I just start reading the book and see the example with using a scaffold feature.

I used to hear that using scaffold feature leads to a bad practice and habit.

What’s your thought on this? :)

Samr_small_pragsmall
11 Apr 2016, 03:43
Sam Ruby (634 posts)

There are indeed a lot of opinionated people providing contrary advice to pretty much everything Rails choses as a default. That’s fine. This book takes the approach that it is best to learn the defaults as provided by Rails before you branch out.
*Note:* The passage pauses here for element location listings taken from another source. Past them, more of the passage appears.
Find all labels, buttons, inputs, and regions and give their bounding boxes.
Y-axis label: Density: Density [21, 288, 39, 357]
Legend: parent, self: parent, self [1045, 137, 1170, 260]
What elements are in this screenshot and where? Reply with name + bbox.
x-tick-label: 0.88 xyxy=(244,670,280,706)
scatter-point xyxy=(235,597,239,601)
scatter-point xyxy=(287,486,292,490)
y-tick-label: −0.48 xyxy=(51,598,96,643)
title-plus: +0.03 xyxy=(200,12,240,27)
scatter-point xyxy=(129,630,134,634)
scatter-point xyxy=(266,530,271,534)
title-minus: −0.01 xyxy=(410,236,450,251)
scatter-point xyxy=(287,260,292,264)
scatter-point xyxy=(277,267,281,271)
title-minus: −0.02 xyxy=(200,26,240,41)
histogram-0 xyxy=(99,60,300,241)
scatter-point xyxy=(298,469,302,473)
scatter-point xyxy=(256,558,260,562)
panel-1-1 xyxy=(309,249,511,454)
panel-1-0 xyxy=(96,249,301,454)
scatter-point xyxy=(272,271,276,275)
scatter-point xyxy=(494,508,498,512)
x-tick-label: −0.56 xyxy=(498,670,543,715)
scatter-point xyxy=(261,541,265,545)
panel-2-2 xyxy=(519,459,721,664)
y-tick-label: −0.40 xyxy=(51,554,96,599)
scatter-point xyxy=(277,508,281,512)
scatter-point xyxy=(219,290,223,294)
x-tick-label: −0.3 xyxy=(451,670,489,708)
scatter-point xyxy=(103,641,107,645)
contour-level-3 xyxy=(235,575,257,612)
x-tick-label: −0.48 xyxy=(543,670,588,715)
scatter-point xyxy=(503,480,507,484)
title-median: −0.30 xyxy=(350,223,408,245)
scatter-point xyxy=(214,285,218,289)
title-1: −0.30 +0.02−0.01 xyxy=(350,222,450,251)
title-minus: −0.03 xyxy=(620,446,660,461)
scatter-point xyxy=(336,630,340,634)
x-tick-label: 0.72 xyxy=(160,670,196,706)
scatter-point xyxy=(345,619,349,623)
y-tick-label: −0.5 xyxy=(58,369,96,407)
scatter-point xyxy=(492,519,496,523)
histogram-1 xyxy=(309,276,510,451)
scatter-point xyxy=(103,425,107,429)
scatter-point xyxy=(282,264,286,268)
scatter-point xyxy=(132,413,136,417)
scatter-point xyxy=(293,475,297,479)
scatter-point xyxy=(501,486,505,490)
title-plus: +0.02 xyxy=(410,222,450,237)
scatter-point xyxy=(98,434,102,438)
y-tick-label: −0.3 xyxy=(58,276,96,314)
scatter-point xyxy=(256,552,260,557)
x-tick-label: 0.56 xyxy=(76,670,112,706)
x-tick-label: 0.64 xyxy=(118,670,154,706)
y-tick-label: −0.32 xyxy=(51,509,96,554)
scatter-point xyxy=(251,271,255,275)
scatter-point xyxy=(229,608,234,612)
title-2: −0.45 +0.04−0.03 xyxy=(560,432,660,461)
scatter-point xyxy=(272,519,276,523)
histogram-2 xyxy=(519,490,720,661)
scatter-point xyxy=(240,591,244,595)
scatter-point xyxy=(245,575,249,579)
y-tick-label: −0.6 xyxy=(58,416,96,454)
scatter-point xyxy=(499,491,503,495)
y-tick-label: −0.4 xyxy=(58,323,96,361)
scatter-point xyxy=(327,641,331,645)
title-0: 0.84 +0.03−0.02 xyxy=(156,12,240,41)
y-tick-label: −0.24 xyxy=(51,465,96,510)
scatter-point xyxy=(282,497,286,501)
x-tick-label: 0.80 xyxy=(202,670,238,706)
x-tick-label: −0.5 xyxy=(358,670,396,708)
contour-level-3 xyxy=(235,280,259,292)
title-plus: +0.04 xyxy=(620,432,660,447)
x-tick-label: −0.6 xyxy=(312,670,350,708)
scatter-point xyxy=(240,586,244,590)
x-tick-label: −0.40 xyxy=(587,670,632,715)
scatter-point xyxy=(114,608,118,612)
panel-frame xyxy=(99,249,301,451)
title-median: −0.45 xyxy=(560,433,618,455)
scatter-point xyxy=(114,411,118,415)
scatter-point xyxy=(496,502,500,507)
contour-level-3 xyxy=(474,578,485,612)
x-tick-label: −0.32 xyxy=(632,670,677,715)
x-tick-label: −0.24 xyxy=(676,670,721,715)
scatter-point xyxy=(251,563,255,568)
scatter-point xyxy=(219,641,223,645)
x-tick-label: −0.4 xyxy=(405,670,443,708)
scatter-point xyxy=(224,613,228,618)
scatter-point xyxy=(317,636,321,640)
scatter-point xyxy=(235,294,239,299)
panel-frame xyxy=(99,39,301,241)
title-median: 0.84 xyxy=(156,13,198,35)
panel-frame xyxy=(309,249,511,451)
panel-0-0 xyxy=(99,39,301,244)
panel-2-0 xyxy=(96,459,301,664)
Scaffolding both makes it easy to get started, and ensures that your project is using the current best practices. If you look at the scaffolding generated by Rails 4.2 and compare it to the scaffolding generated by Rails 5.0 you will see a lot of differences.

Altosh_pragsmall
11 Apr 2016, 04:04
Askarbek Karasaev (45 posts)

Thanks for reply, Sam.

Doesn’t using scaffolding mean one will not try to code by himself as he’ll rely on automatic code generation? My understanding was that scaffolding is good for fast prototyping and scaffolding generates (it might be different with Rails5 now) a lost of redundant code that you wouldn’t have if you’d code manually. I’m not going to argue more, just wanted share with my thoughts.

Regards.

Samr_small_pragsmall
11 Apr 2016, 04:09
Sam Ruby (634 posts)

What you are saying was definitely true for Rails 2, but considerably less so for Rails 3, 4, and 5.